Wally Gordon, who was for 12 years owner and editor of The Independent in Edgewood, began his career with three summer jobs at The New York Times while he was a student at Brown University. He spent a decade with the Baltimore Sun, including stints as national investigative reporter and Washington Bureau manager. He has freelanced or been a staff writer and editor for dozens of newspapers and magazines all over the United States.

Extensive travels have taken him to all 50 states and more than 60 foreign countries. He wrote a novel in Spain, edited a newspaper in American Samoa, served in the U.S. Army in Iran and taught for two years at a university in West Africa.

He is the author of A Reporter's World: Passions, Places and People.

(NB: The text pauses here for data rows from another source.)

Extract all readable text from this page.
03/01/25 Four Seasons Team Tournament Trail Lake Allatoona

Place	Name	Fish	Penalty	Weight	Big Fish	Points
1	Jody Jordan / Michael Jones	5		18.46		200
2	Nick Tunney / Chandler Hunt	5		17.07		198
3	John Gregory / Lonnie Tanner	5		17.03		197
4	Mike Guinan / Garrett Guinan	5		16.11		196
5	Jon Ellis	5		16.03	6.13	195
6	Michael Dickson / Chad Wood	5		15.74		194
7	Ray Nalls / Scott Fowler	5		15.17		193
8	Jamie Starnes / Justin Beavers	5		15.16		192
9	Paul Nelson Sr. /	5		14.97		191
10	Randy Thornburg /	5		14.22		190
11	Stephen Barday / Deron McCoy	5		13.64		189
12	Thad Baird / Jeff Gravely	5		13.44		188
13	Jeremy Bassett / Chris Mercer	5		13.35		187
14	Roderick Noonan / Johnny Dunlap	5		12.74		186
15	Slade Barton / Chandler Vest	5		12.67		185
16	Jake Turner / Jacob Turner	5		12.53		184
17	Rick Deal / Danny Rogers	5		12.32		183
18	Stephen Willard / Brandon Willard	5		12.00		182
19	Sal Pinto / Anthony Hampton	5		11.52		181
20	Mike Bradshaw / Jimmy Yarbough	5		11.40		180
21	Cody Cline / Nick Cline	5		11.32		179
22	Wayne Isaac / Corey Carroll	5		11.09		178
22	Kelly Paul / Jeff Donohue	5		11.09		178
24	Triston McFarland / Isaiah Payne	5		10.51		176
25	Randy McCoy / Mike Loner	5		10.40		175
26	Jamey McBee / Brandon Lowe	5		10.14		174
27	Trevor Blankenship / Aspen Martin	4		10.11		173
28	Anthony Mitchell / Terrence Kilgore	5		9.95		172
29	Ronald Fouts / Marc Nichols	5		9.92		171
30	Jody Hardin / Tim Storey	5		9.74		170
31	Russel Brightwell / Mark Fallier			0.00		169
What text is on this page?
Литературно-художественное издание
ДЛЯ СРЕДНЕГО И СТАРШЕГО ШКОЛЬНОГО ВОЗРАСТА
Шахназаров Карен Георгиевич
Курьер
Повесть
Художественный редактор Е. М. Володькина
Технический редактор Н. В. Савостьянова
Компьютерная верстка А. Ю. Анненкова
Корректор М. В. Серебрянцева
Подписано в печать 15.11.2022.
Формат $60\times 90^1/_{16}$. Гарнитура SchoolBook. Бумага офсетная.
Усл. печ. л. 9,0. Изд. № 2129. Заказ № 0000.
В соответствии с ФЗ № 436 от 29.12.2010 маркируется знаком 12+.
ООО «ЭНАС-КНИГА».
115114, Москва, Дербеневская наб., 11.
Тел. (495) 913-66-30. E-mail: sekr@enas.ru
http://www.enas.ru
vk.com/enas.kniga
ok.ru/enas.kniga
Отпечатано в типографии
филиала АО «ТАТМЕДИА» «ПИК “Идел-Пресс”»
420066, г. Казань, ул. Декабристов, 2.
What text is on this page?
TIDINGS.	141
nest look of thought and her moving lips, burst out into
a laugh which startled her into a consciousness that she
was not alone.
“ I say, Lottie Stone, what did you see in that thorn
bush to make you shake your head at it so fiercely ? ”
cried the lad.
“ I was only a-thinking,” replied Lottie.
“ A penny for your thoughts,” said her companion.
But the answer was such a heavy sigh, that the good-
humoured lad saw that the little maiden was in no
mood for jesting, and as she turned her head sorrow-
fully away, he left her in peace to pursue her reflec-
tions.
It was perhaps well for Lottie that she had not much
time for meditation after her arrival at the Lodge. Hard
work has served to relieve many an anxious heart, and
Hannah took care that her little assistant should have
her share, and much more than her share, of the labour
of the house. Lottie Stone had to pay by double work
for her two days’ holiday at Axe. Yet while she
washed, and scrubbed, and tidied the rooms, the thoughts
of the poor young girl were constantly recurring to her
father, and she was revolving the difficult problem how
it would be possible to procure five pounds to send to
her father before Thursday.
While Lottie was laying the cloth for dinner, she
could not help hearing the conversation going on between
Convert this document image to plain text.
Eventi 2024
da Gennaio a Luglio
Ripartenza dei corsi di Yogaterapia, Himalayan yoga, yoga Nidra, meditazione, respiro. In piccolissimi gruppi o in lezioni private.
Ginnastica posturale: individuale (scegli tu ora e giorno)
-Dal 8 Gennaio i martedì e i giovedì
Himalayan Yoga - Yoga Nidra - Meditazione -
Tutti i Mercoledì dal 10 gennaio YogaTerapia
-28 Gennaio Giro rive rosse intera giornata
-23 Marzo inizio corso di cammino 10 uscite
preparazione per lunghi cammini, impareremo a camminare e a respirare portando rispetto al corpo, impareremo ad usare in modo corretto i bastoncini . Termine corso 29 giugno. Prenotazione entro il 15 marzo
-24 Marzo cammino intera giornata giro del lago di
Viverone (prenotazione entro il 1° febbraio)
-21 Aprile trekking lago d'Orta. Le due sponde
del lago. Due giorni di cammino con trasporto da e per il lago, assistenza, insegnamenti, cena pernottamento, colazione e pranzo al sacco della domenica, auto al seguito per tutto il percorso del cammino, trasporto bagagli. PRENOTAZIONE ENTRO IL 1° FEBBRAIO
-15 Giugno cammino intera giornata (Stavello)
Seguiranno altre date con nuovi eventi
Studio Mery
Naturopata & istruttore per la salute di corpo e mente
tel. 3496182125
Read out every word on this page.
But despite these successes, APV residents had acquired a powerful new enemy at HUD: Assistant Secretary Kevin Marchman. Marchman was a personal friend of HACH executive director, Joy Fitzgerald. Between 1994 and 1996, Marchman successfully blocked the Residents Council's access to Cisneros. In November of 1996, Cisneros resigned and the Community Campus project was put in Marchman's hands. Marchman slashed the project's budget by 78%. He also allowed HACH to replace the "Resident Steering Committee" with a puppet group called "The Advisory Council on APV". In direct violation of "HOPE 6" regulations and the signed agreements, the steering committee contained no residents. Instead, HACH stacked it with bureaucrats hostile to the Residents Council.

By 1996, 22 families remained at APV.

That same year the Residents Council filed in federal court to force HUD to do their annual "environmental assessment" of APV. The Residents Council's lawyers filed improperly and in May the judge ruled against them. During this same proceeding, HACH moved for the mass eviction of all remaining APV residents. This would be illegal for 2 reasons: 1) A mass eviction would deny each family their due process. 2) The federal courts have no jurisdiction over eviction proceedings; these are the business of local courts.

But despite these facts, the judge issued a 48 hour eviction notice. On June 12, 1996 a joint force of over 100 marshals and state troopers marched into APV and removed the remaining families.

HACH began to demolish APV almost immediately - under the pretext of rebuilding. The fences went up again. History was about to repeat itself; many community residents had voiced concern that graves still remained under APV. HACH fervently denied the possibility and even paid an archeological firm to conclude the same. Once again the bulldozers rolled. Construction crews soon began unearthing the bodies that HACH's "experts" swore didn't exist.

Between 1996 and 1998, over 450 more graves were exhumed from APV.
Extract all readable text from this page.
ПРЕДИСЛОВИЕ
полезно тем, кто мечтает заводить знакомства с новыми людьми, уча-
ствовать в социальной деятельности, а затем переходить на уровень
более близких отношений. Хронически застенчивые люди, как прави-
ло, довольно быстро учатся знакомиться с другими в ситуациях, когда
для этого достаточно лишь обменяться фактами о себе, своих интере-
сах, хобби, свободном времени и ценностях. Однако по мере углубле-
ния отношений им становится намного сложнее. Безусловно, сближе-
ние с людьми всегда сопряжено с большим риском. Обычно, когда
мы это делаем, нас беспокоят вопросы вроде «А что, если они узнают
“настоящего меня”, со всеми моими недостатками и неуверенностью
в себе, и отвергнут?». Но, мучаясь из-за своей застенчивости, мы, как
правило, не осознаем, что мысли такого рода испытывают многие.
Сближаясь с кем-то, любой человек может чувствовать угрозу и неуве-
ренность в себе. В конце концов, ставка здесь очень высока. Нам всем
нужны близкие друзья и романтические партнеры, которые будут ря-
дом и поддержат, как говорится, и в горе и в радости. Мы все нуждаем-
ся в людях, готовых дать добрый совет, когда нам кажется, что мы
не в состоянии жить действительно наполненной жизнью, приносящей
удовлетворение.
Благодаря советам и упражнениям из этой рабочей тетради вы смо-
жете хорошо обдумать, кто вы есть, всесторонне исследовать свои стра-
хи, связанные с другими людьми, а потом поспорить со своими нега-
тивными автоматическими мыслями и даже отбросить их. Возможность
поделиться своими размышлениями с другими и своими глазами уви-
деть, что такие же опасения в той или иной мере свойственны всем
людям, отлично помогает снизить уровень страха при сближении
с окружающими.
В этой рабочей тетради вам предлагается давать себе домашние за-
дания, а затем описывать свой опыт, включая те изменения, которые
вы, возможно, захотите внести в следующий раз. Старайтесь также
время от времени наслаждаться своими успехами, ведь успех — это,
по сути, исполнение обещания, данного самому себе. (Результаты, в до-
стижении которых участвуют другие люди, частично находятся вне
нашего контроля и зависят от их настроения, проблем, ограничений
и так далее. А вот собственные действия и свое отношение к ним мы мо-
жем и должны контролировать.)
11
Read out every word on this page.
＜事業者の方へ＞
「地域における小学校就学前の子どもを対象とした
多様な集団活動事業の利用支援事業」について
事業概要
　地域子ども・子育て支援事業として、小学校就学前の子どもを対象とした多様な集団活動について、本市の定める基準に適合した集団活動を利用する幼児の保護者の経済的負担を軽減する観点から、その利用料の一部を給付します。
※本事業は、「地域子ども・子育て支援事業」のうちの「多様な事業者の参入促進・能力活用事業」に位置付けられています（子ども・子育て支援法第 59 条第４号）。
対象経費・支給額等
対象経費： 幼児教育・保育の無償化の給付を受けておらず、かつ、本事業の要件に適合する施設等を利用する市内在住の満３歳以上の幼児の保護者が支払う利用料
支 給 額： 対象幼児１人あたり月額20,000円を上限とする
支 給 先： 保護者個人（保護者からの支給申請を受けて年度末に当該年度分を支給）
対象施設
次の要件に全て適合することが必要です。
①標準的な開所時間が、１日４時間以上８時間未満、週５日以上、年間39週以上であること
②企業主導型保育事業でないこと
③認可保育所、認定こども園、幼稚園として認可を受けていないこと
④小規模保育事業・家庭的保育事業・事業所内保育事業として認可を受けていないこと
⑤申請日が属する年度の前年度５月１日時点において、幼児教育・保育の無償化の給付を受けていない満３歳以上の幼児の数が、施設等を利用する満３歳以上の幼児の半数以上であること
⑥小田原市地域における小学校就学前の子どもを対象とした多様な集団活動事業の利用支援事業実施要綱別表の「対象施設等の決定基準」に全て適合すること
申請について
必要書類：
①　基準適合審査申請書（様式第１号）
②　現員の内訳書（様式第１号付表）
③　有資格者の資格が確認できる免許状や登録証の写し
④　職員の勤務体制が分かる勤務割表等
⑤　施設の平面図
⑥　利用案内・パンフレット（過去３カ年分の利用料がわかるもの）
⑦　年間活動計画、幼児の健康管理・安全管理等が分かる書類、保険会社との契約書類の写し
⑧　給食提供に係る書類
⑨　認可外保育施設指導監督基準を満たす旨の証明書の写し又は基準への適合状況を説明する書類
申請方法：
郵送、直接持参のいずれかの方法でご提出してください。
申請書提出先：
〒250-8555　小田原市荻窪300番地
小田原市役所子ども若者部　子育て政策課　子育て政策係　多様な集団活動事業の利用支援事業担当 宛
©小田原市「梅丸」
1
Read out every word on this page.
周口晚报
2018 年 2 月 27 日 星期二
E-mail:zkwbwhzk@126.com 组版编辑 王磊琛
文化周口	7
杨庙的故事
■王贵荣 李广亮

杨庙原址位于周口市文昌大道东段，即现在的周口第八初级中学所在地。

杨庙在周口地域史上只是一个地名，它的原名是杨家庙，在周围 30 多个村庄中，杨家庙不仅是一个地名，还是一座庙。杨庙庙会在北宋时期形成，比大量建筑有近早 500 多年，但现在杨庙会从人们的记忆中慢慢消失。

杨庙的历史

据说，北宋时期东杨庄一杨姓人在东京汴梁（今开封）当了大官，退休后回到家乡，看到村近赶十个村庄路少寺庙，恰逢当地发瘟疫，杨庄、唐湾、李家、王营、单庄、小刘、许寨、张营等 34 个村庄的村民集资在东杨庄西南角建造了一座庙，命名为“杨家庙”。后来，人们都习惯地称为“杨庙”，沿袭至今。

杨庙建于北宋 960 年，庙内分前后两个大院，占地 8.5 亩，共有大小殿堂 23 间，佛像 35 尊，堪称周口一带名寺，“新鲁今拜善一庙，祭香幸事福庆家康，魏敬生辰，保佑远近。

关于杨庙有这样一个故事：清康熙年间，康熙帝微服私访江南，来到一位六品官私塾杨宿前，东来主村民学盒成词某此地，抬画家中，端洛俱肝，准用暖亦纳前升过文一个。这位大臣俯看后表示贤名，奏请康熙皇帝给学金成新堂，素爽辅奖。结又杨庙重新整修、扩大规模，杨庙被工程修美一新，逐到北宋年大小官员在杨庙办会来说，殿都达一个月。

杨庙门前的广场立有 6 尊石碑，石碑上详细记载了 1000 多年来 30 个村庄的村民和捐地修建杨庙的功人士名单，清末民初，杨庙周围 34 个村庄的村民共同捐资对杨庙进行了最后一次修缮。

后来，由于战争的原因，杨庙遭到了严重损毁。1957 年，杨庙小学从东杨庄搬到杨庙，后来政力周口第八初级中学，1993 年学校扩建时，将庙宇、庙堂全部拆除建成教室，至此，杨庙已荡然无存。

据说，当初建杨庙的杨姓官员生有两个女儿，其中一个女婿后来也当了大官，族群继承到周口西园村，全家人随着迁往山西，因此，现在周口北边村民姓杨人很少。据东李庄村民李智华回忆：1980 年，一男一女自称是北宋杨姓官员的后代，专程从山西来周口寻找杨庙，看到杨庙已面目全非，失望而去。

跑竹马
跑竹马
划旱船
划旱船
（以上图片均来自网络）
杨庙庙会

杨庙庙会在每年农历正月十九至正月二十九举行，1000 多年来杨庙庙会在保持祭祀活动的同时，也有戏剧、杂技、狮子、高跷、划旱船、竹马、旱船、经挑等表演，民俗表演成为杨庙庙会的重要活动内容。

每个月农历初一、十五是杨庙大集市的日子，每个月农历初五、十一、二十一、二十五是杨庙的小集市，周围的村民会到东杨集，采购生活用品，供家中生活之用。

The new nonfiction book is a collection of essays, columns, and magazine and newspaper stories published during his journalistic career spanning more than half a century. Many of the pieces were first published in The Independent or in other New Mexico newspapers and magazines. The book includes profiles of the famous, the infamous and the anonymous, travel and adventure yarns, and essays on the major issues and emotions of our times.

A native of Atlanta, he has lived in New Mexico since 1978 and in the East Mountains since 1990. He has been married for 28 years to Thelma Bowles, a native New Mexican who is a photographer and French teacher. They have one son, Sergei.